After reconciling the various provisions of the statute with reference to all textual and structural clues bearing on the meaning of the disputed text, the court concluded that the filing with the Department did not constitute giving notice to the insurer in the version of the statute at issue. To say that Progressive was required to have a process in place to look at the Department’s website would be to require adding in language that the statute does not have. Under more recent versions of the statute, the Department is required to send a copy of the civil remedy notice to the carrier, but that was not the case under the 2018 version, resulting in the granting of summary judgment for Progressive.
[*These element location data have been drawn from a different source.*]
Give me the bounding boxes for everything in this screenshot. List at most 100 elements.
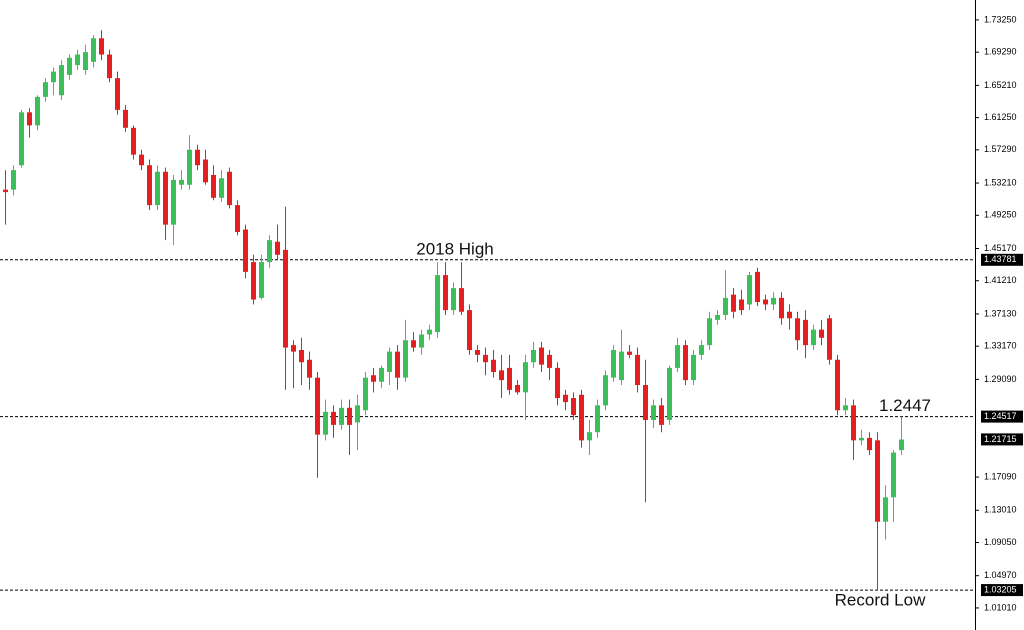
candle-body — [395, 351, 400, 378]
y-tick-label: 1.65210 — [984, 80, 1017, 90]
candle-body — [483, 354, 488, 363]
candle-body — [523, 362, 528, 393]
candle-body — [803, 319, 808, 346]
y-tick-label: 1.04970 — [984, 570, 1017, 580]
annotation: Record Low — [835, 591, 926, 610]
candle-body — [611, 350, 616, 378]
candle-body — [307, 359, 312, 378]
y-tick-label: 1.53210 — [984, 177, 1017, 187]
annotation: 2018 High — [416, 239, 494, 258]
current-price-label: 1.21715 — [984, 434, 1017, 444]
candle-body — [747, 275, 752, 305]
candle-body — [539, 347, 544, 365]
candle-body — [371, 375, 376, 382]
candle-body — [99, 38, 104, 55]
candle-body — [851, 405, 856, 441]
candle-body — [587, 432, 592, 441]
candle-body — [763, 299, 768, 305]
candle-body — [331, 411, 336, 425]
candle-body — [267, 240, 272, 263]
candle-body — [283, 249, 288, 348]
candle-body — [75, 54, 80, 66]
candle-body — [787, 311, 792, 319]
candle-body — [107, 54, 112, 79]
candle-body — [91, 38, 96, 62]
candle-body — [243, 229, 248, 272]
candle-body — [659, 405, 664, 425]
candle-body — [603, 375, 608, 406]
candle-body — [779, 297, 784, 319]
candle-body — [115, 78, 120, 110]
candle-body — [531, 350, 536, 363]
candle-body — [859, 437, 864, 441]
candle-body — [67, 57, 72, 75]
candle-body — [163, 171, 168, 225]
level-label-box — [981, 584, 1023, 597]
candle-body — [627, 351, 632, 355]
candle-body — [515, 385, 520, 393]
candle-body — [427, 329, 432, 335]
candle-body — [835, 359, 840, 411]
candle-body — [491, 359, 496, 372]
candle-body — [203, 159, 208, 183]
candle-body — [299, 350, 304, 363]
candle-body — [259, 262, 264, 298]
candle-body — [451, 288, 456, 311]
candle-body — [707, 318, 712, 346]
y-tick-label: 1.13010 — [984, 505, 1017, 515]
candle-body — [43, 82, 48, 97]
candle-body — [139, 154, 144, 166]
candle-body — [739, 299, 744, 311]
candle-body — [419, 334, 424, 348]
candle-body — [435, 275, 440, 333]
candle-body — [467, 310, 472, 350]
candle-body — [843, 405, 848, 411]
y-tick-label: 1.01010 — [984, 602, 1017, 612]
candle-body — [507, 367, 512, 390]
candle-body — [563, 394, 568, 403]
candle-body — [11, 170, 16, 190]
candle-body — [875, 440, 880, 522]
candle-body — [179, 179, 184, 185]
y-tick-label: 1.45170 — [984, 243, 1017, 253]
candle-body — [555, 367, 560, 399]
candle-body — [411, 340, 416, 348]
candle-body — [547, 354, 552, 368]
candle-body — [211, 175, 216, 198]
candle-body — [643, 385, 648, 420]
candle-body — [475, 350, 480, 355]
y-tick-label: 1.41210 — [984, 275, 1017, 285]
candle-body — [715, 315, 720, 320]
y-tick-label: 1.37130 — [984, 308, 1017, 318]
level-label-box — [981, 253, 1023, 266]
candle-body — [195, 149, 200, 166]
candle-body — [795, 318, 800, 341]
candle-body — [731, 294, 736, 312]
candle-body — [123, 109, 128, 128]
candle-body — [379, 367, 384, 382]
y-tick-label: 1.49250 — [984, 210, 1017, 220]
candle-body — [899, 439, 904, 451]
candle-body — [275, 241, 280, 255]
candle-body — [51, 71, 56, 83]
candle-body — [771, 297, 776, 305]
candle-body — [323, 411, 328, 435]
candle-body — [811, 329, 816, 346]
y-tick-label: 1.09050 — [984, 537, 1017, 547]
candle-body — [3, 189, 8, 193]
level-label-box — [981, 410, 1023, 423]
candle-body — [235, 205, 240, 232]
y-tick-label: 1.17090 — [984, 471, 1017, 481]
annotation: 1.2447 — [879, 396, 931, 415]
candle-body — [187, 149, 192, 185]
y-tick-label: 1.57290 — [984, 144, 1017, 154]
level-label: 1.24517 — [984, 411, 1017, 421]
candle-body — [171, 179, 176, 225]
candle-body — [387, 351, 392, 372]
candle-body — [683, 345, 688, 381]
candle-body — [27, 112, 32, 126]
candle-body — [315, 377, 320, 435]
candle-body — [443, 275, 448, 311]
candle-body — [355, 405, 360, 423]
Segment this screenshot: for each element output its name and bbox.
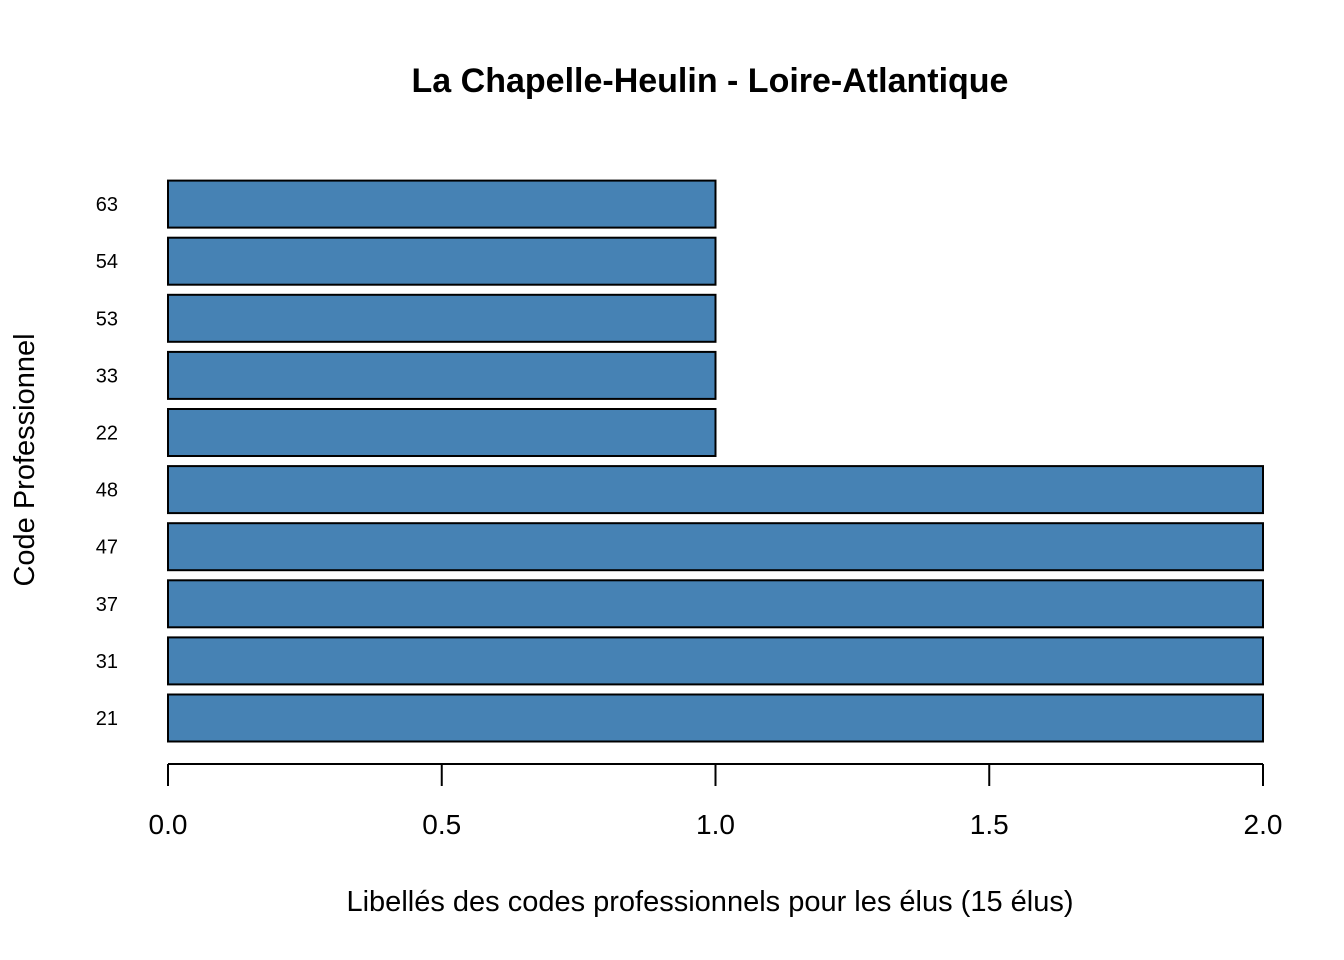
x-tick-label-0: 0.0	[149, 809, 188, 840]
bar-37	[167, 579, 1264, 629]
x-tick-label-3: 1.5	[970, 809, 1009, 840]
bar-48	[167, 465, 1264, 515]
category-label-47: 47	[96, 537, 118, 559]
x-axis-label: Libellés des codes professionnels pour l…	[346, 886, 1073, 918]
bar-21	[167, 693, 1264, 743]
category-label-48: 48	[96, 480, 118, 502]
category-label-37: 37	[96, 594, 118, 616]
bar-53	[167, 293, 717, 343]
bar-54	[167, 236, 717, 286]
category-label-54: 54	[96, 251, 118, 273]
category-label-63: 63	[96, 194, 118, 216]
bar-31	[167, 636, 1264, 686]
category-label-21: 21	[96, 708, 118, 730]
category-labels: 21 31 37 47 48 22 33 53 54 63	[96, 194, 118, 730]
category-label-22: 22	[96, 423, 118, 445]
x-tick-label-2: 1.0	[696, 809, 735, 840]
x-axis: 0.0 0.5 1.0 1.5 2.0	[149, 763, 1283, 840]
x-tick-label-1: 0.5	[422, 809, 461, 840]
bar-47	[167, 522, 1264, 572]
bar-63	[167, 179, 717, 229]
category-label-53: 53	[96, 308, 118, 330]
x-tick-label-4: 2.0	[1244, 809, 1283, 840]
category-label-31: 31	[96, 651, 118, 673]
bar-22	[167, 408, 717, 457]
bars-group	[167, 179, 1264, 743]
chart-title: La Chapelle-Heulin - Loire-Atlantique	[412, 62, 1009, 100]
category-label-33: 33	[96, 365, 118, 387]
y-axis-label: Code Professionnel	[9, 333, 41, 586]
bar-33	[167, 350, 717, 400]
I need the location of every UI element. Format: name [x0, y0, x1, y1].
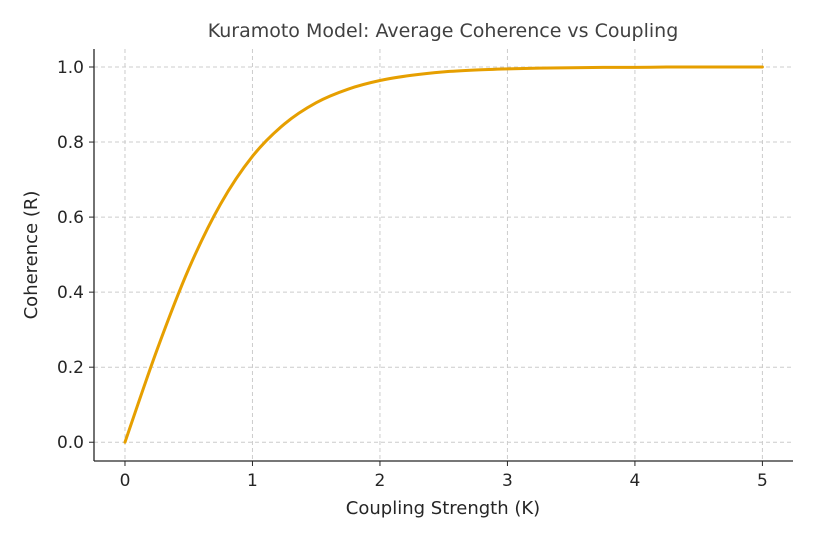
- x-tick-label: 0: [120, 471, 131, 491]
- grid: [94, 49, 793, 461]
- y-tick-label: 0.8: [57, 133, 84, 153]
- y-tick-label: 0.0: [57, 433, 84, 453]
- series-line-coherence: [123, 65, 764, 444]
- y-tick-label: 1.0: [57, 58, 84, 78]
- x-tick-label: 5: [757, 471, 768, 491]
- x-tick-label: 4: [630, 471, 641, 491]
- y-tick-label: 0.4: [57, 283, 84, 303]
- y-axis-label: Coherence (R): [21, 191, 42, 320]
- chart-title: Kuramoto Model: Average Coherence vs Cou…: [208, 20, 679, 42]
- y-tick-label: 0.6: [57, 208, 84, 228]
- x-tick-label: 2: [375, 471, 386, 491]
- x-tick-label: 3: [502, 471, 513, 491]
- ticks: 0 1 2 3 4 5 0.0 0.2 0.4 0.6 0.8 1.0: [57, 58, 768, 491]
- x-tick-label: 1: [247, 471, 258, 491]
- y-tick-label: 0.2: [57, 358, 84, 378]
- x-axis-label: Coupling Strength (K): [346, 498, 540, 519]
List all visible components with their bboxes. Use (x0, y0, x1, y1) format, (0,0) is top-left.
TRIAL COURT DID NOT DEPART FROM ESSENTIAL REQUIREMENTS OF LAW BY ALLOWING DEFENDANT TO ISSUE SUBPOENAS TO NON-PARTY HEALTH CARE PROVIDERS SEEKING PLAINTIFF’S MEDICAL RECORDS – REQUEST THAT THE PRODUCTION BE LIMITED TO 10 YEARS BEFORE THE ACCIDENT WAS PROPERLY REJECTED WHERE PLAINTIFF ADMITTED THAT SHE HAD BEEN DISABLED FROM A BACK INJURY FOR NEARLY 40 YEARS

Valyou v. Navedo, 50 Fla. L. Weekly D685 (Fla. 2nd DCA Mar. 21, 2025):

The plaintiff sued the defendant for injuries sustained in an automobile accident. The defendant served two notices under Rule 1.351, demonstrating the intent to subpoena several non-parties for various records, including medical records for a chiropractor, hospital and dentist.

The plaintiff objected to the issuance of those subpoenas, asserting that the production would violate her privacy rights. Plaintiff requested the trial court either limit the breadth and scope of the subpoenas to documents that related to her neck and back or in the alternative conduct an in-camera review. After a hearing, the trial court overruled the plaintiff’s objections.

The plaintiff argued in her petition that the subpoenas were too broad because they had no temporal limitation, no limitation in scope, no limitation indicating that they were for a one-time use, and that they stated on their face that they would disseminate the plaintiff’s date of birth (the plaintiff did not raise the one-time use or date of birth arguments to the lower court, so they were not considered as part of the writ).

The argument regarding restricting these records for a 10-year period was overruled because the plaintiff conceded she had been disabled from a back injury since 1987. The plaintiff argued against production of her dental records based on the fact she wasn’t making any claim regarding anything dental.

The court concluded that the plaintiff’s claims for bodily injury damages allowed for the production of the requested records and found there was not support to limit the records to her generalized claims for neck and back damages.

As a final matter, the plaintiff never requested or expressed a need for an in-camera review of the records until after the objections were denied. The court found that the trial judge properly denied the plaintiff’s belated and non-specific demand following her complete failure to establish that it was highly probable that the subpoena’s issuance would result in the production of irrelevant records. The moral of the story is to request the in-camera inspection at the outset.